The bill focuses solely on the federal prison system, which is only a small part of the overall U.S. prison system. Critics say the bill does not address the main causes of mass incarceration: prison sentences that are too long, and too many incarcerated people. For example, the bill would not reduce or limit mandatory minimum sentences for minor drugs offenses.
A separate piece of legislation — a broader criminal justice reform bill co-written by senators Chuck Grassley and Richard J. Durbin — is also moving though the Senate and has received bipartisan support.
The Washington Post is reporting that administration officials are pushing for a deal that would combine the Senate bill and the First Step Act, including provisions that would allow judges to issue sentences shorter than mandatory minimums for low-level crimes.
The deal may face opposition from within Trump’s own administration, particularly from Attorney General Jeff Sessions, who has come out in strong opposition to any measures that would change mandatory minimum sentencing guidelines.
Support from minorities
Racial disparity is a huge problem in the U.S. criminal justice system. African-Americans are incarcerated at more than five times the rate of whites.

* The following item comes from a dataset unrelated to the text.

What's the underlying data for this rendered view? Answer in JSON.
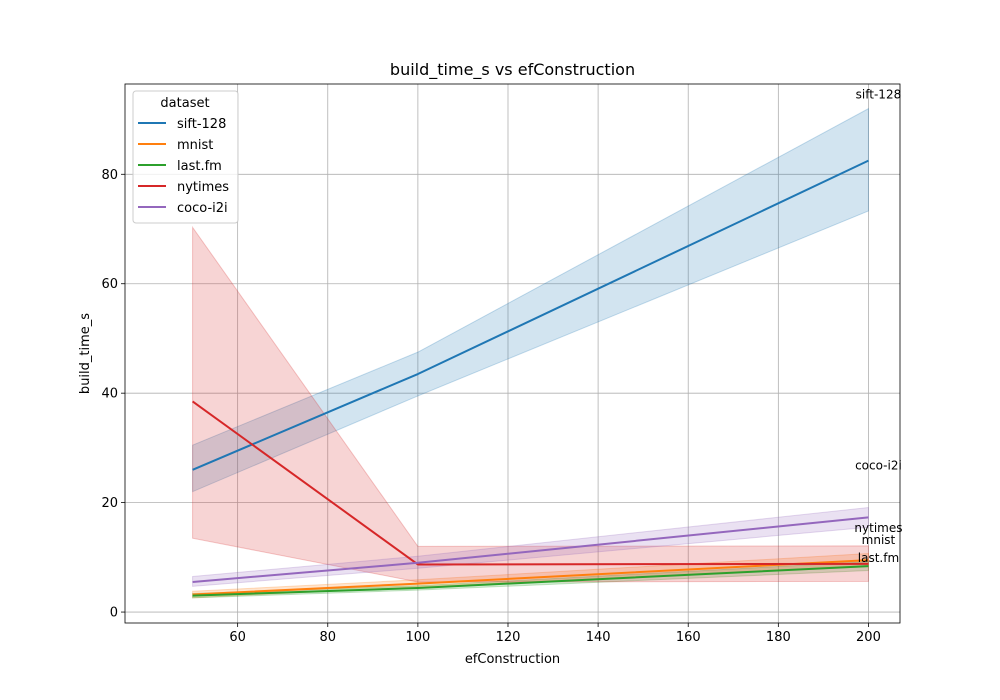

According to the Sentencing Project, 1 in every 10 black men in his 30s is in prison or jail on any given day.
Last week at the White House, Trump met with a group of urban pastors to discuss prison reform. Attendees said the president essentially came out in support of broad-based reforms to the criminal justice system.
Criminal justice reform
A number of polls, including one by the American Civil Liberties Union Campaign for Smart Justice, have shown that the majority of Americans support criminal justice reforms and believe the country's criminal justice system needs significant improvements.
The U.S. makes up about 5 percent of the world’s population but has 21 percent of the world’s prisoners. According to the World Prison Brief, an online database providing information on prison systems around the world, 655 people were incarcerated in the U.S. per 100,000 population in 2016.